Conservation charity Chester Zoo recently added a new resident to its population of over 270,000 animals.
While small in stature, the arrival is part of a rare species of deer from South America and marks a major success for the zoo’s mammal experts, who are working hard to protect endangered creatures across the globe.
Recognised as among the smallest deer species in the world, Southern pudus are exceptionally rare. At approximately six inches in height, the minute male fawn weighs less than 900 grams. However, zoo experts explained that even once he is fully grown, the deer will only be 18 inches tall.
Born to parents Oden and Serena, the tiny newcomer has been named Paolo by his keepers at Chester. He is part of a global programme working tirelessly to make sure the species remains genetically viable in zoos and helping its long-term conservation.

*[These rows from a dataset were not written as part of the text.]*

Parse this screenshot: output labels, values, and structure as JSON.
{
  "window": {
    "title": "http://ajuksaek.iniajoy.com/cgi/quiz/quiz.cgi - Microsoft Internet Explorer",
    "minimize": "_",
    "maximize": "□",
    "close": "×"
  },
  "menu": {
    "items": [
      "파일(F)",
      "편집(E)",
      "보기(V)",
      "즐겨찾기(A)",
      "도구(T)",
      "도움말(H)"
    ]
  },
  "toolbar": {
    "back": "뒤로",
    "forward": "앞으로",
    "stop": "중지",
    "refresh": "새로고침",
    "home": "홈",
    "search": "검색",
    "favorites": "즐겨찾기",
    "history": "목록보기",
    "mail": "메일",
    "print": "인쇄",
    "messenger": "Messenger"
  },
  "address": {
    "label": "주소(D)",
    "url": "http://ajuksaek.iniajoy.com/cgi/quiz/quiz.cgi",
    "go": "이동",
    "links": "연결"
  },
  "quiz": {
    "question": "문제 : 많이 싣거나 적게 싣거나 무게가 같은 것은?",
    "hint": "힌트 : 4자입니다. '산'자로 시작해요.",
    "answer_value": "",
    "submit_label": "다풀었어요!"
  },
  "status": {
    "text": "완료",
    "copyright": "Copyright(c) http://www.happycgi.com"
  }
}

Pudu keeper for the zoo, Caroline Wright, commented:
“Paolo makes even Bambi look huge! But while they may only be tiny and have little legs, they are excellent sprinters. And what they lack in size they make up for in strategy – running in zigzag patterns to help them fend off the interest of less nimble predators.”
In the wild, Southern pudus can be found in the rainforests of south-western Argentina and southern Chile. They were listed as a near-threatened species by the International Union for the Conservation of Nature (IUCN) after conservationists calculated that the number of the deer in the wild has rapidly decreased in recent decades because of illegal poaching activity and loss of its habitat.